A Little Overview

I have a not-so-secret habit of reading romance novels. Yes, that trash. *wink* I started reading them when I was in high school–as any high schooler does, because maybe, just maybe, it’ll help you navigate hormones and boys–and of course, because they had *gasp* sex, but it was presented better than in porn.

Well, I’ve been reading a specific kind of romance novel since way back when: historical ones, usually set in the Regency era in England…and I had an idea last year that never really took flight that took place in that same time period. The idea was too expansive, it wasn’t plausible (which isn’t an excuse–most romance novel plots aren’t plausible in the least), I would have to research this time period in order to write it well and I had just finished researching my thesis, blah, blah, blah.
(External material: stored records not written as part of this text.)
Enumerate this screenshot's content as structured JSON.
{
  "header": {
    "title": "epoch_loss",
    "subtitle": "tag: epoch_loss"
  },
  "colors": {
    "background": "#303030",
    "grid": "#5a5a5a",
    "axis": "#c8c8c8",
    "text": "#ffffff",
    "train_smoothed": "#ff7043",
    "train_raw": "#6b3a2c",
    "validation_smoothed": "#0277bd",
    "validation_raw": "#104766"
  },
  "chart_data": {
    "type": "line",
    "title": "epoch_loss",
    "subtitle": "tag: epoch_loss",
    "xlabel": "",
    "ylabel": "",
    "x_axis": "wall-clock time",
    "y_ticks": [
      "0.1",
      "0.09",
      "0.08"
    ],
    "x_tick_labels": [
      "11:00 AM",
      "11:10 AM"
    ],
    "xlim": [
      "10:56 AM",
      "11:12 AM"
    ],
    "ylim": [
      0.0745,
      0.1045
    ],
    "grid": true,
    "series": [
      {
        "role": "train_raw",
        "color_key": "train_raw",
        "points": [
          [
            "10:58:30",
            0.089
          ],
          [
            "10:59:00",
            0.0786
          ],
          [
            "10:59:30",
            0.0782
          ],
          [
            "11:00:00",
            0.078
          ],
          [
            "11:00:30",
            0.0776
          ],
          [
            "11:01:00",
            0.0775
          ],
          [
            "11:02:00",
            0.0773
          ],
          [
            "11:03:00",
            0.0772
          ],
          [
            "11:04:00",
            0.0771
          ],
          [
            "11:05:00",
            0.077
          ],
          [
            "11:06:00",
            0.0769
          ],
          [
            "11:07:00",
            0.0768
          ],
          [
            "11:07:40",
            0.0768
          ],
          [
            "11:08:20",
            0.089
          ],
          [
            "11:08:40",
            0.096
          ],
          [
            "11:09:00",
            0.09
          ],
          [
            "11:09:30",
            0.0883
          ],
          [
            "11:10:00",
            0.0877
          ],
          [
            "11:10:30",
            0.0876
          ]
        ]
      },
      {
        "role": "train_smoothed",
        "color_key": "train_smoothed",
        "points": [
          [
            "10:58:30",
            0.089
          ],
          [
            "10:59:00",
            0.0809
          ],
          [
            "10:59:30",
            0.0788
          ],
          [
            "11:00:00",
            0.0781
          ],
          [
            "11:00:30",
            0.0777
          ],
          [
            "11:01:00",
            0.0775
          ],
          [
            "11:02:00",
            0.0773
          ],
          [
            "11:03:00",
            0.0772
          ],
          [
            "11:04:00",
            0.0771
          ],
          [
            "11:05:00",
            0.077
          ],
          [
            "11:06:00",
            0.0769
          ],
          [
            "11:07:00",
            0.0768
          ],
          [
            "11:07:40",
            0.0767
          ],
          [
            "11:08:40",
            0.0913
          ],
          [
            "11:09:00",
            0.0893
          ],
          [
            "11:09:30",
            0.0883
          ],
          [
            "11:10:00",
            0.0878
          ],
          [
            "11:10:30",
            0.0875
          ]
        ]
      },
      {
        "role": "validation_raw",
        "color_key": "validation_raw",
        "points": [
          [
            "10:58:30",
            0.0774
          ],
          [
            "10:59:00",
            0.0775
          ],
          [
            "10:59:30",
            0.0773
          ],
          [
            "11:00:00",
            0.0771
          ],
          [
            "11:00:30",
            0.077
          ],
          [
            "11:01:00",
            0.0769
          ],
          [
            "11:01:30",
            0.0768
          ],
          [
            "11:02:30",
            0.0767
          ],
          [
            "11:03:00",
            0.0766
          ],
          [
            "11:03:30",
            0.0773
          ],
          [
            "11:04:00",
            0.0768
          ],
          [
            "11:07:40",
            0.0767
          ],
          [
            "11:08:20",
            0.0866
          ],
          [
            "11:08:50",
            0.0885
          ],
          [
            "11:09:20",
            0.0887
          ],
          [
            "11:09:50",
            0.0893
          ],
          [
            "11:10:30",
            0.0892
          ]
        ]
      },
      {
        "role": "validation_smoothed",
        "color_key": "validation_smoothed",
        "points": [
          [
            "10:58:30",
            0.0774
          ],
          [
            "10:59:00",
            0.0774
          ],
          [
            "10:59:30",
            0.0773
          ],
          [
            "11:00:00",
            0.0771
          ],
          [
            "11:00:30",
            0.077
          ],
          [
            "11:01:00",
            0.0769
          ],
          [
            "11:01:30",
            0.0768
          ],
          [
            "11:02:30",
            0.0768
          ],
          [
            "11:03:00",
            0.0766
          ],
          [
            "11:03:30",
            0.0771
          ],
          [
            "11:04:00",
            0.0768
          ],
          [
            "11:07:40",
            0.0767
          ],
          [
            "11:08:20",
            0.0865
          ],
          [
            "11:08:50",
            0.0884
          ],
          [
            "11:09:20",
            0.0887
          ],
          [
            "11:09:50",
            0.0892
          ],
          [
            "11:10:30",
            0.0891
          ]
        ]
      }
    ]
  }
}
Well, you know what? I’m writing it. I’m pretty far into the first story (I envision this as a trilogy) and instead of posting it and leaving it to your puzzled stares and snickers and “What? She’s writing a story in 1815?!”, I thought I’d give a little background instead, because I have found it to be a fascinating era. I  actually have a huge document of a chapter-by-chapter breakdown of all three stories…and the hard copy gets scribbled on as I find out more things about these characters.

Regency England

So, what the hell am I talking about here? Basically, as I’m sure we were all taught in high school somewhere along the line, King George III (the one we fought the Revolution against) was a little nuts.
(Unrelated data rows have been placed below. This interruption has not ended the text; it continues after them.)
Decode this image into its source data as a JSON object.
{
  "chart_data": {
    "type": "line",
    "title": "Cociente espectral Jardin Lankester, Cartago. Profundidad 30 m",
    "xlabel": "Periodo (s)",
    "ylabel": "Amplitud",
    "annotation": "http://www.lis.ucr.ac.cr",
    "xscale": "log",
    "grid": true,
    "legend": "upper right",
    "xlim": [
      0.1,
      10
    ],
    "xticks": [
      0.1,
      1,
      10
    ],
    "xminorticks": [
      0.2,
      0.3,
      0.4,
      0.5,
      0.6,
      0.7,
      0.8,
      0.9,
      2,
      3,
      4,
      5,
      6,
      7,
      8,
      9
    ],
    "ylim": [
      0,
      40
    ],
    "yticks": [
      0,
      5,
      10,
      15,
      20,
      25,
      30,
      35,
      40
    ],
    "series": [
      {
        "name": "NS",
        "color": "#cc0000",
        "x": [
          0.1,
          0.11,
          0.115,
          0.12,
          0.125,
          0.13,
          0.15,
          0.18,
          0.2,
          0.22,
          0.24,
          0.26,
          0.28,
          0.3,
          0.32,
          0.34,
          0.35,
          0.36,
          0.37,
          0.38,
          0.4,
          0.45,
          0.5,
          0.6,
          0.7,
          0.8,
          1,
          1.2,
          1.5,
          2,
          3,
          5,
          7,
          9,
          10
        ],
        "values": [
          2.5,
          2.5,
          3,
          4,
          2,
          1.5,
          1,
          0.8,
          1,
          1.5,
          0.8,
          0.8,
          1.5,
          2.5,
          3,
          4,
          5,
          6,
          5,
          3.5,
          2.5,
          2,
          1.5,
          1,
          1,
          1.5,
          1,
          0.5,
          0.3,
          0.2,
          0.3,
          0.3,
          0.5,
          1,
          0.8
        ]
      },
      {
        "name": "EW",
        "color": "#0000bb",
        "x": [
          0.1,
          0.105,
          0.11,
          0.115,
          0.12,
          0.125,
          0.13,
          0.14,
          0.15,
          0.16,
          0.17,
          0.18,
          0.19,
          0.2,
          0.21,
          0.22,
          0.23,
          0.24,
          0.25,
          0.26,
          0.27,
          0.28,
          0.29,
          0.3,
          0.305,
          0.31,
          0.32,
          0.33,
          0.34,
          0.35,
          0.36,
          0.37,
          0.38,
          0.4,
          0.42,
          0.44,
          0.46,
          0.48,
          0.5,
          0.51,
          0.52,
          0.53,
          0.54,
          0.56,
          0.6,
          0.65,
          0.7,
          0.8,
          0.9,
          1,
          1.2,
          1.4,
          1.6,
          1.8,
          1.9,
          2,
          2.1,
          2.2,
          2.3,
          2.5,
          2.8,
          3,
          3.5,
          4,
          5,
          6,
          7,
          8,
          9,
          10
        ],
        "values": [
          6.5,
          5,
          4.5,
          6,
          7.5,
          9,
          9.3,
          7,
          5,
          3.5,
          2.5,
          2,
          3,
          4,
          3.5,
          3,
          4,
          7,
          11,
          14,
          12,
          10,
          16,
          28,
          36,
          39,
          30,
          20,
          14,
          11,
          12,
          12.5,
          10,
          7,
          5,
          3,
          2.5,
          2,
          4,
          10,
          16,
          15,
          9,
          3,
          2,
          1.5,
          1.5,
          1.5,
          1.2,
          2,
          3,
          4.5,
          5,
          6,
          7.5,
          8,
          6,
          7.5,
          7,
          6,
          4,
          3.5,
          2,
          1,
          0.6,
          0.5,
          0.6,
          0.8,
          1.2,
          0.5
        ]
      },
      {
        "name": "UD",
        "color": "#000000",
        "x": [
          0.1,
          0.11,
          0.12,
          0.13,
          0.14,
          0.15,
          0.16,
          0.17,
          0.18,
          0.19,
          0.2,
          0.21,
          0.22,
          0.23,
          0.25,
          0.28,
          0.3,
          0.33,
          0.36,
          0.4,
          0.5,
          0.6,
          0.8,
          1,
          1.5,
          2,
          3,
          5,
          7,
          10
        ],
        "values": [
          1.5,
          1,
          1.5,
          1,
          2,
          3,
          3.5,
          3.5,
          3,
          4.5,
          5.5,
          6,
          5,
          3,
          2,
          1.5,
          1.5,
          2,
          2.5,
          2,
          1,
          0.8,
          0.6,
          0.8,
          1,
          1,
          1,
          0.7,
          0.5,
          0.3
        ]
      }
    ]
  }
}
George III, from Art Picture.org.uk

He became progressively more insane as time went on and, by the early 1800s, his son George IV was filling in for him as the reigning king in England. They called him the Prince Regent.
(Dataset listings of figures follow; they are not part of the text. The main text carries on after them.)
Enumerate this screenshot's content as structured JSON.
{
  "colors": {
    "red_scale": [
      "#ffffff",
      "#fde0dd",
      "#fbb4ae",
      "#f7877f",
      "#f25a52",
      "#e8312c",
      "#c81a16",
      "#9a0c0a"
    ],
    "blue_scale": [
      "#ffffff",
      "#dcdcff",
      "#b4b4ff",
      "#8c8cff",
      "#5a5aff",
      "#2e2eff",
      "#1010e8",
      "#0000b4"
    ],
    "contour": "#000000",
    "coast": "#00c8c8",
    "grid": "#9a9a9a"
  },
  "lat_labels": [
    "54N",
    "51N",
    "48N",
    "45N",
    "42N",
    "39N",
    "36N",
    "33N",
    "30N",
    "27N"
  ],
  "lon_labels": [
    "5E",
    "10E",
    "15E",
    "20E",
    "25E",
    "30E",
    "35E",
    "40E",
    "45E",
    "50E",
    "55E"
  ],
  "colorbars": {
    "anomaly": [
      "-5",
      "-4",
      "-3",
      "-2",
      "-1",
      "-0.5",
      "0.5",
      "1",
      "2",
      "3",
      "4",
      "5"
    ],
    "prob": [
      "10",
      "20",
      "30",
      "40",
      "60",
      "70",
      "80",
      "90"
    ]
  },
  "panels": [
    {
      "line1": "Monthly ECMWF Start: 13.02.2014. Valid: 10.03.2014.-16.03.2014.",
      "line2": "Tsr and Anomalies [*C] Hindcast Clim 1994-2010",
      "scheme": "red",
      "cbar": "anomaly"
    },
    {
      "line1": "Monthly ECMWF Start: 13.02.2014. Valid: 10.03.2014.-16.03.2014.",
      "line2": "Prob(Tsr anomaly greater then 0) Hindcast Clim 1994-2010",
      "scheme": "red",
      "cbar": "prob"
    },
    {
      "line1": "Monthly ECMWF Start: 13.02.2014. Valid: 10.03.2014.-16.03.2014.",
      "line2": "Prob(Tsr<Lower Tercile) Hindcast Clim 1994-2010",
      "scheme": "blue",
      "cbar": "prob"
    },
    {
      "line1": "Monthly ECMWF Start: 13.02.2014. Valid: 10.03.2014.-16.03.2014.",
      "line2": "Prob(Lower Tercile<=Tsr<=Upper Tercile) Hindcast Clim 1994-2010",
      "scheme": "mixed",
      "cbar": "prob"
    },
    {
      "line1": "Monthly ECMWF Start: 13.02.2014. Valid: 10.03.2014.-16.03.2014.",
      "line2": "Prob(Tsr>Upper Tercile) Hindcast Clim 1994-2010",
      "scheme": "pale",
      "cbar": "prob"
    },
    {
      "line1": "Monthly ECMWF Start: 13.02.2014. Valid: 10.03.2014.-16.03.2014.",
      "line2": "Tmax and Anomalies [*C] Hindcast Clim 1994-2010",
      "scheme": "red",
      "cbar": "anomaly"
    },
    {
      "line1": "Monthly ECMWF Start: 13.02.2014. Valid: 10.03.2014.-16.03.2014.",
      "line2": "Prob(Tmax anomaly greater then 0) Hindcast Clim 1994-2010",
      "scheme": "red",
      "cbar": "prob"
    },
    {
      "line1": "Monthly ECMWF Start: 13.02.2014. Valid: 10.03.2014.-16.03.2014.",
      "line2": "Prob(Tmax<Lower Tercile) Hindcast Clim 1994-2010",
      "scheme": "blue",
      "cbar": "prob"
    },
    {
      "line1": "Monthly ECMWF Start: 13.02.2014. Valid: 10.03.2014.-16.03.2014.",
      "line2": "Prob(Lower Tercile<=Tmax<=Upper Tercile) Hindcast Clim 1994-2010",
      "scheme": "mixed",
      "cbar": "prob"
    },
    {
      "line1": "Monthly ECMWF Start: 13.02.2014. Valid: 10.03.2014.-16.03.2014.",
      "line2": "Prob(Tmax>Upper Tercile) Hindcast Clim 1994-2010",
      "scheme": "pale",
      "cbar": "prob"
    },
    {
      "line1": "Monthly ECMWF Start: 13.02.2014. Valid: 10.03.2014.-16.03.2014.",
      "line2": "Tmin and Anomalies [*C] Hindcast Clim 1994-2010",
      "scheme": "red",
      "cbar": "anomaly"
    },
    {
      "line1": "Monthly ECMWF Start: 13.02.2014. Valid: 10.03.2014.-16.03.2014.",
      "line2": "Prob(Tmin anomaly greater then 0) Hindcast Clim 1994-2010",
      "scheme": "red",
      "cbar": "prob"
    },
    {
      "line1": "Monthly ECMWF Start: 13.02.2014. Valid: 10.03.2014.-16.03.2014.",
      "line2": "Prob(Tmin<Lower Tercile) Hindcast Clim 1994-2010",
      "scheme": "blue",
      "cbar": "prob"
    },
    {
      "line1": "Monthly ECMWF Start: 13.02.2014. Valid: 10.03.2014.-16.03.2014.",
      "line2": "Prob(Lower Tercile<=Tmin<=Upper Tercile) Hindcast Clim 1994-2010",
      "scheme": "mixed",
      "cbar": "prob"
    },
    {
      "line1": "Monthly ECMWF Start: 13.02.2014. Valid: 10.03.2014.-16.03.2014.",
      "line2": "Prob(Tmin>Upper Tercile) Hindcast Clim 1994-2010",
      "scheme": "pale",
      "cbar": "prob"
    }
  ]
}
In 1811, George III was officially judged unfit to rule and the Regency became official. It lasted until 1820, when George III (dude on the right) died.

Now the thing is, the Regency was busy. There was a ton of change going on. The Industrial Revolution was rumbling along. Classical cultures like ancient Rome and Greece were being studied and appreciated, so art flourished. This is also the era of Jane Austen and the Romantic poets. Plus, there was a war going on.

Actually, wars, plural. Britain and the U.S. went at it in the War of 1812, which didn’t end until 1814, and Britain, Prussia, Russia, Austria and practically every other European nation was fighting against Napoleon at this time (again–this war had been going on for decades at this point). Napoleon was defeated once in 1814 and sent away, but he escaped and wreaked havoc again until he got his ass kicked at Waterloo in 1815.

Add in those pretty Empire-waist dresses, aristocrats (when it actually still meant something) running around, and the influence of Jane Austen’s books and there’s plenty of material.

Plus, unlike a few decades earlier, men weren’t wearing wigs or high-heeled shoes anymore. Women weren’t wearing those ridiculously tall wigs or those wide dresses that couldn’t fit through doorways anymore either. But unlike a few decades later, in the Victorian era, the corsets weren’t as heavy or constricting, the dresses not as heavy, and the people not as prudish.


Miles Keegan is the fourth son in an aristocratic family, but he’s very restless, runs away from school and becomes a sailor. A few years later, he’s running a successful shipping company and doesn’t need his snooty family’s money anymore.

Miles travels everywhere–and his daughters are evidence of that. The older two are very close in age and look nothing alike; there’s no way to hide that they don’t have the same mother because they’re different colors. Alexandra was born in Macau, China, where Miles’ company is based, to Miles’ Chinese concubine. Madeline was born to Miles’ Barbados-born, free black wife. Miles and his wife raise his daughters together in Barbados, but when Madeline’s mother dies, Miles moves the family back to England.

He remarries eventually, to a widow with a daughter of her own, and another Keegan daughter, a very blond white one, is added to the family.

Obviously, the girls face tons of challenges. Alexandra is illegitimate and doesn’t know a thing about her birth mother. Madeline is fearful as a child (and the fear never really goes away) about slavery. They feel at home in England and yet not. They are very wealthy, but feel that that wealth will not help them find the kind of husbands they want–if, indeed, men like that exist at all.

Add in a jaded spy home from the war, a neighbor who went away as a soldier, a lord or two, and a wayward stepsister and 1814-1815 turns out to be a very conflicting, but rewarding year.

Madeline gets her story first. I’m only posting the opening chapter, as this story is far too long to post on a blog. But if I find anything really interesting in the research.

This portrait is from the 1770s or 1780s. The women are Elizabeth Murray and Dido Elizabeth Belle Lindsay, a half black woman, who were cousins, both raised in the home of Lord Mansfield, their uncle, who was a judge. Dido gets a shout-out in the story.